Sarepta (SRPT) shared updates from its clinical programs focused on limb-girdle muscular dystrophy subtypes 2C/R5, 2D/R3, and 2E/R4. Following input from the FDA, Office of Therapeutic Products, Sarepta is cleared to proceed with dosing in Study SRP-9005-101 in the U.S. COMPASS is a first-in-human clinical study of SRP-9005, an investigational gene therapy for LGMD type 2C/R5, or gamma-sarcoglycanopathy. Enrollment and dosing is complete in Study SRP-9004-102. DISCOVERY is a phase 1, proof-of-concept study evaluating safety and expression of the alpha-sarcoglycan protein after treatment with SRP-9004, an investigational gene therapy for the treatment of LGMD type 2D/R3, or alpha-sarcoglycanopathy.
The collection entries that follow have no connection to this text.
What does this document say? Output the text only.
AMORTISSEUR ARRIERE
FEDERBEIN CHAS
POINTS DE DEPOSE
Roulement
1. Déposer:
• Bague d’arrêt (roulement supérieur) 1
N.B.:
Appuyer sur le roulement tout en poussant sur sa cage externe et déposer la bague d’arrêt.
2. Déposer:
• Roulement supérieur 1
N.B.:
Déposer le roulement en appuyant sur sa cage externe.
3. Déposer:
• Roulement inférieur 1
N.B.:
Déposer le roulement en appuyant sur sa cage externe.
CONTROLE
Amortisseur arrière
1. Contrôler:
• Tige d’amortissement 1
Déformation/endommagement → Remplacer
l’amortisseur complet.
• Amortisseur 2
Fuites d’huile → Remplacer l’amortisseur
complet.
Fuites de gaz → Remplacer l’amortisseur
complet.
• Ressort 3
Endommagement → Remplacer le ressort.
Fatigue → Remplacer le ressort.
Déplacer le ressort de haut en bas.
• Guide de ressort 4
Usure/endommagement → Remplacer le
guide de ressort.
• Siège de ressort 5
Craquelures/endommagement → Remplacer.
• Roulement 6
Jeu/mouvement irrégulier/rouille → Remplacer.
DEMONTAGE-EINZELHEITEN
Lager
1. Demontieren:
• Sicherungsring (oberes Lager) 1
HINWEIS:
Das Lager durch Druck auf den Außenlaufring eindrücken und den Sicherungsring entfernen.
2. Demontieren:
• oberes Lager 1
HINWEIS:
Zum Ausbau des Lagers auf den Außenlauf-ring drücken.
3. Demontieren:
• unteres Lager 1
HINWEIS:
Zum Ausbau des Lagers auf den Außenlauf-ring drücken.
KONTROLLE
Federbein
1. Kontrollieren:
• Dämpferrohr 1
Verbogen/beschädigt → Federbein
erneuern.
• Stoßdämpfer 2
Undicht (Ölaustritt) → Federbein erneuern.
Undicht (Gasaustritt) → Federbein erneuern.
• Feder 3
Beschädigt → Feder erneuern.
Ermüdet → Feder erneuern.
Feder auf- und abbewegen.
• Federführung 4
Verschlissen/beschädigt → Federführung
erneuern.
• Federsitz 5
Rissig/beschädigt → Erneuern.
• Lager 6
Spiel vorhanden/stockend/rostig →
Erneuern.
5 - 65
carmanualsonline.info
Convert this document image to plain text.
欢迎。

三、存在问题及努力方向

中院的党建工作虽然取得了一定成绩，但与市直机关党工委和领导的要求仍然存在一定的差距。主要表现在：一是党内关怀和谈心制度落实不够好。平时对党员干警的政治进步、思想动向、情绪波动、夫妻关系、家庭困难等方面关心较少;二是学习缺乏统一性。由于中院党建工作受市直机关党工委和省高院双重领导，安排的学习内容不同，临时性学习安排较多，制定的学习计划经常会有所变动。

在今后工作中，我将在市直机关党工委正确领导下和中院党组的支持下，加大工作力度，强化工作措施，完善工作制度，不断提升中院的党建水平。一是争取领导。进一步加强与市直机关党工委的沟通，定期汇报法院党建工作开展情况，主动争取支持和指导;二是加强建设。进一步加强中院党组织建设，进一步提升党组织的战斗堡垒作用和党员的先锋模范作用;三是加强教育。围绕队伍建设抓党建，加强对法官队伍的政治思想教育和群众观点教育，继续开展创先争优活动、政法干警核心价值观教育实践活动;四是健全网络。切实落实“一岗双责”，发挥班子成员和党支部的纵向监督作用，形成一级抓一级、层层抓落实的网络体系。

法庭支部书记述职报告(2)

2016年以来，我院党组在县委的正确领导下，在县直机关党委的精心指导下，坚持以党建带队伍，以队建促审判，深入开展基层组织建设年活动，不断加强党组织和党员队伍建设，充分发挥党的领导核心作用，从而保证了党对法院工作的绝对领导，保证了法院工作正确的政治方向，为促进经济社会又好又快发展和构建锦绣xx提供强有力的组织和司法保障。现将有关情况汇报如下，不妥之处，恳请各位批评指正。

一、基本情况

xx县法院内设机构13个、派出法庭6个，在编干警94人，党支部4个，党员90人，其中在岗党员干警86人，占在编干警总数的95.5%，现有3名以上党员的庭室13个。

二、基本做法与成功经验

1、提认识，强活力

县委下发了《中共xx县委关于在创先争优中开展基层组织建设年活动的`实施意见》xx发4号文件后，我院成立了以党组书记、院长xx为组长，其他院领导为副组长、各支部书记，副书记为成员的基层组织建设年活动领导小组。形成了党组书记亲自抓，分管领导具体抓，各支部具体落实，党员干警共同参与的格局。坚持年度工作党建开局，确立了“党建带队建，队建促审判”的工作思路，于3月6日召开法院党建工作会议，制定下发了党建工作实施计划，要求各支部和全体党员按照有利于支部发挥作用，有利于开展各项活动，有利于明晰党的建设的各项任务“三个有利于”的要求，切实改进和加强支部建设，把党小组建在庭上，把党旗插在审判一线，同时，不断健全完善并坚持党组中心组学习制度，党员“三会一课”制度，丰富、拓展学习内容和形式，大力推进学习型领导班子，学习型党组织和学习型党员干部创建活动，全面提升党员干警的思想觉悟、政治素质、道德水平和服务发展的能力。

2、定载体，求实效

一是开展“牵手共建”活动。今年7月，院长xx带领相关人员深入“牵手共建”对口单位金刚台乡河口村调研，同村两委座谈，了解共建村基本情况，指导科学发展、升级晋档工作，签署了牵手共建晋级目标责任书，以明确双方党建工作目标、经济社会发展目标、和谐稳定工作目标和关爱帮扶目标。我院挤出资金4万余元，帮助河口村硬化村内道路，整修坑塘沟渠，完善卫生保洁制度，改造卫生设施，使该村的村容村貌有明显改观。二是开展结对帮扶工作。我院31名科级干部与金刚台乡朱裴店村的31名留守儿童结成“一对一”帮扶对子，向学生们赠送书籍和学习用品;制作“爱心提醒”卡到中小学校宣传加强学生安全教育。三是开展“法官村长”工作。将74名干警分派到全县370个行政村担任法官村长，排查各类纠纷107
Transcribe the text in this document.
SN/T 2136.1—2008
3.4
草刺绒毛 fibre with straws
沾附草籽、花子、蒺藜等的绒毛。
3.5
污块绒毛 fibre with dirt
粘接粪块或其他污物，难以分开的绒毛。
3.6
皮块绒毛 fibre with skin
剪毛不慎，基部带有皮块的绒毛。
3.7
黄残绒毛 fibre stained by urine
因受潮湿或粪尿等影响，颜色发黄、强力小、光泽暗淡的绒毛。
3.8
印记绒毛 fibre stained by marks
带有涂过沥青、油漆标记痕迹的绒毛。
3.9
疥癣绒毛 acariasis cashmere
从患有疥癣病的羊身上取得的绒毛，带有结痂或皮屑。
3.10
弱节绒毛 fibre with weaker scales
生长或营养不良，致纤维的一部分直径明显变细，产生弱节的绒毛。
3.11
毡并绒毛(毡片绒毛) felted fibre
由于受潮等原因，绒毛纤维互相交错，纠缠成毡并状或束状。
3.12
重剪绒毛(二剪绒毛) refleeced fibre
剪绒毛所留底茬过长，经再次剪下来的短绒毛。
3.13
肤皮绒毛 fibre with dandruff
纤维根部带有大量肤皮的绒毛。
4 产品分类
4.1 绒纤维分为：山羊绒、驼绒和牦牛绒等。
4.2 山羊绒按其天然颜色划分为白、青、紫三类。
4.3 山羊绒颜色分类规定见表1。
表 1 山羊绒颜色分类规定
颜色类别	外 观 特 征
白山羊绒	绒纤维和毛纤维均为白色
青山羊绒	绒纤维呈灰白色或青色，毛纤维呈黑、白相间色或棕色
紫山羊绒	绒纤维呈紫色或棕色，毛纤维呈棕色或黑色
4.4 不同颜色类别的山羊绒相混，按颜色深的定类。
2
Enrollment and dosing is complete in Study SRP-9003-301. EMERGENE is a phase 3 clinical trial of SRP-9003 for the treatment of LGMD type 2E/R4, or beta-sarcoglycanopathy. EMERGENE is a global study and the primary endpoint is the biomarker expression of beta-sarcoglycan protein. A pre-biologics license application meeting has occurred and the OTP has confirmed eligibility for the accelerated approval pathway for the program. Sarepta remains on track to submit a BLA to the FDA in the second half of 2025.